Consider that the point P is at an infinite distance on the axis of the charged ring. Then ( x >> a ) . Therefore, \quad ( x^2 + a^2 ) \cong x^2 .

Putting this value in equation (3), we will get –

E = \left ( \frac {Q}{4 \pi \epsilon_0 x^2} \right ) . This will be acting along OP .

This expression is the same as that of the electric field intensity at a distance ( x ) from a single point charge ( Q ) .

Thus ring behaves as a point charge kept at the centre of the ring if the point of observation is far away from the centre of the ring.

### 2. Field Intensity at centre of Charged ring

When point P lies at the centre of the ring, then ( x = 0 ) . Putting this value in equation (3) we will get –

E = 0 .

Thus electric field intensity at the centre of a charged ring is zero.

### 3. Maximum Field Intensity of Charged ring

For ( E ) to be maximum \left ( \frac {dE}{dx} \right ) must be minimum.

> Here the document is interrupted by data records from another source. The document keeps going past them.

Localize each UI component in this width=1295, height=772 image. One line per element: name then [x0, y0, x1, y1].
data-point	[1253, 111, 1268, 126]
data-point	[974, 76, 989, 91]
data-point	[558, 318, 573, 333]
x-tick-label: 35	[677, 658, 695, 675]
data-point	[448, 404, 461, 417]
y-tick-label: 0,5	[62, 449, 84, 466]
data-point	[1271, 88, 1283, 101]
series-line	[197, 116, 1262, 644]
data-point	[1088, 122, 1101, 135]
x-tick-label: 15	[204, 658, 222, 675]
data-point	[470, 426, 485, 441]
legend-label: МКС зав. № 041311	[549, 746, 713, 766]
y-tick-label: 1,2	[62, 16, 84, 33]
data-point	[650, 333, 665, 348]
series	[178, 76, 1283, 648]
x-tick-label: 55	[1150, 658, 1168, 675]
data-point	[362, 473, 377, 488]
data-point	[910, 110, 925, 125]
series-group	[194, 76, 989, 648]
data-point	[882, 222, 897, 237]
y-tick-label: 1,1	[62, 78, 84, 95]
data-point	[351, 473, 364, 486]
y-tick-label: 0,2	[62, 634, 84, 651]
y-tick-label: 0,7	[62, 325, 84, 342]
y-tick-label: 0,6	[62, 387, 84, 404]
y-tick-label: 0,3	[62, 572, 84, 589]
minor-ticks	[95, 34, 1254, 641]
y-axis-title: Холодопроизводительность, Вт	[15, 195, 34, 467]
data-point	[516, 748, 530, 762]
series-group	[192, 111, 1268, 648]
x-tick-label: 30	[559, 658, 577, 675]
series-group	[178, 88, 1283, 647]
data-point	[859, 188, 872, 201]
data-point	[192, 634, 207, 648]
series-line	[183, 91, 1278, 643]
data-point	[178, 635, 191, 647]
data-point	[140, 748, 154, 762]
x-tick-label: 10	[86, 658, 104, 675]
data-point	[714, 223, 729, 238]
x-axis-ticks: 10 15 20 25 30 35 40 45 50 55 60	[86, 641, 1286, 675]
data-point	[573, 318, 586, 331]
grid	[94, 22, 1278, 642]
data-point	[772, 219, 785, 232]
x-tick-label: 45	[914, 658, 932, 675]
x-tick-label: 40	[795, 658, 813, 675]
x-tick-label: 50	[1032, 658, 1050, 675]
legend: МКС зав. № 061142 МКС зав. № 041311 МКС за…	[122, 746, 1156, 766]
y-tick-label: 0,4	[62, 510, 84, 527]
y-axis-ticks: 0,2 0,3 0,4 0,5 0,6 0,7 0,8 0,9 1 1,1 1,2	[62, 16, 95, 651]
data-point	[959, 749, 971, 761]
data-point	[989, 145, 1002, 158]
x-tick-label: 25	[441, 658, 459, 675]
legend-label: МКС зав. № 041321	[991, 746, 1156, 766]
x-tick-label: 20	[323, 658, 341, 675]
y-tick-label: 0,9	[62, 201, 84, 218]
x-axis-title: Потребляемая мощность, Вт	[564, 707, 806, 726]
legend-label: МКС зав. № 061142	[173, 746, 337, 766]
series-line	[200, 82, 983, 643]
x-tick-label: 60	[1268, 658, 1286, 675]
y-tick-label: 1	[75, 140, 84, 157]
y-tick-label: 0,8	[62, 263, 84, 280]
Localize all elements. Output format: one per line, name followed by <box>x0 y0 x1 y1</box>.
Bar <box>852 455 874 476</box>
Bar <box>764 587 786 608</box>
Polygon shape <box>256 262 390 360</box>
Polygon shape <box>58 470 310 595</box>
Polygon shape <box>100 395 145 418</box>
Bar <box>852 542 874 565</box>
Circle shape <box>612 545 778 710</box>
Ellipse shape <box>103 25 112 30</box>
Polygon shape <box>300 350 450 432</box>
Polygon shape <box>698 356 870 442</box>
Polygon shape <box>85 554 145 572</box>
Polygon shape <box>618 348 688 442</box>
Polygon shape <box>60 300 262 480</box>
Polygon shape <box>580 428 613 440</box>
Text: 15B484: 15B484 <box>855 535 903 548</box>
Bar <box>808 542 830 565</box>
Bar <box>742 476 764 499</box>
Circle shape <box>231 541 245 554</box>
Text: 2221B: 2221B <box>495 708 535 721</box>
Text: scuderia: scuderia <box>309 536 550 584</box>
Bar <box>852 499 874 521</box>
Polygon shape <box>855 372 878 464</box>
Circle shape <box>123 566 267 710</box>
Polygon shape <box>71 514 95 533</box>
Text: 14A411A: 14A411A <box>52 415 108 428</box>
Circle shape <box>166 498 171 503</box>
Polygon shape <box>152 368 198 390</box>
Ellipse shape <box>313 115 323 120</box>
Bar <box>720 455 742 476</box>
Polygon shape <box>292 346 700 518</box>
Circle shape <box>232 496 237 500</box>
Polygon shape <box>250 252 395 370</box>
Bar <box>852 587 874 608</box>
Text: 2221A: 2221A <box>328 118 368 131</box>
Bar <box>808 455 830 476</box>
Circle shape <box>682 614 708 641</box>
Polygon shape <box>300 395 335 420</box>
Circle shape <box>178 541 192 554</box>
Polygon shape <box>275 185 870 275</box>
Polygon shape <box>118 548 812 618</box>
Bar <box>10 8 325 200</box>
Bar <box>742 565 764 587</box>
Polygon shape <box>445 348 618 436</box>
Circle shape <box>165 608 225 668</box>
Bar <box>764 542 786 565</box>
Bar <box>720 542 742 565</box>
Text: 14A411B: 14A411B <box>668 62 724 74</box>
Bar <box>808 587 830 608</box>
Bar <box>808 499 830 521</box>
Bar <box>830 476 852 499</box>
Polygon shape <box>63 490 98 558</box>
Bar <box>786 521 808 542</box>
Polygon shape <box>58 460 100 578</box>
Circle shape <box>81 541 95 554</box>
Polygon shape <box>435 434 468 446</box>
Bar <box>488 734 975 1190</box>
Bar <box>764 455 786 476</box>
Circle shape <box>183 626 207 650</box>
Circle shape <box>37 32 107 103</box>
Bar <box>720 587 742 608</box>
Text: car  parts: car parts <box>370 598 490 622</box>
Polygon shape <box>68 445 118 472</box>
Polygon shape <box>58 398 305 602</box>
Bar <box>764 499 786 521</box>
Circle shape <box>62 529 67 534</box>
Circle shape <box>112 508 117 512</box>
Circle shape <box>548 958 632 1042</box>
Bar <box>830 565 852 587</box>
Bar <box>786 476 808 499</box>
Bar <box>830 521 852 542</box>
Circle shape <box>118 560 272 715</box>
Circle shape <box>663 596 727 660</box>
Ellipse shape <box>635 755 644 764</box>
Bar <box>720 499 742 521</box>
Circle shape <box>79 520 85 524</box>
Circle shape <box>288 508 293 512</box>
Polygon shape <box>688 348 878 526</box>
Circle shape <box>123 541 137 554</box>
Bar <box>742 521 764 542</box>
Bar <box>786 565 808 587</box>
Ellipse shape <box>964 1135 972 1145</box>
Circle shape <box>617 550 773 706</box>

But minimum value of \left ( \frac {dE}{dx} \right ) = 0

Therefore, \quad \left ( \frac {d}{dx} \right ) \left [ \frac {Qx}{4 \pi \epsilon_0 ( x^2 + a^2 )^{\frac {3}{2}}} \right ] = 0

Or, \quad \left ( \frac {Q}{4 \pi \epsilon_0} \right ) \left ( \frac {d}{dx} \right ) \left [ \frac {x}{( x^2 + a^2 )^{\frac {3}{2}}} \right ] = 0

Or, \quad \left ( \frac {Q}{4 \pi \epsilon_0} \right ) \left [ \frac {- 3x^2}{( x^2 + a^2 )^{\frac {5}{2}}} + ( x^2 + a^2 )^{ (\frac {- 3}{2})} \right ] = 0

Because \left [ \left ( \frac {d}{dx} \right ) u^n = n \ u^{(n - 1)} \left ( \frac {du}{dx} \right ) \right ]

By solving we will get –

x = \pm \left ( \frac {a}{\sqrt {2}} \right )

Thus electric field intensity due to a uniformly charged ring will be maximum at a distance of \left ( x = \pm \frac {a}{\sqrt {2}} \right ) from its centre on either side of the ring as shown in figure.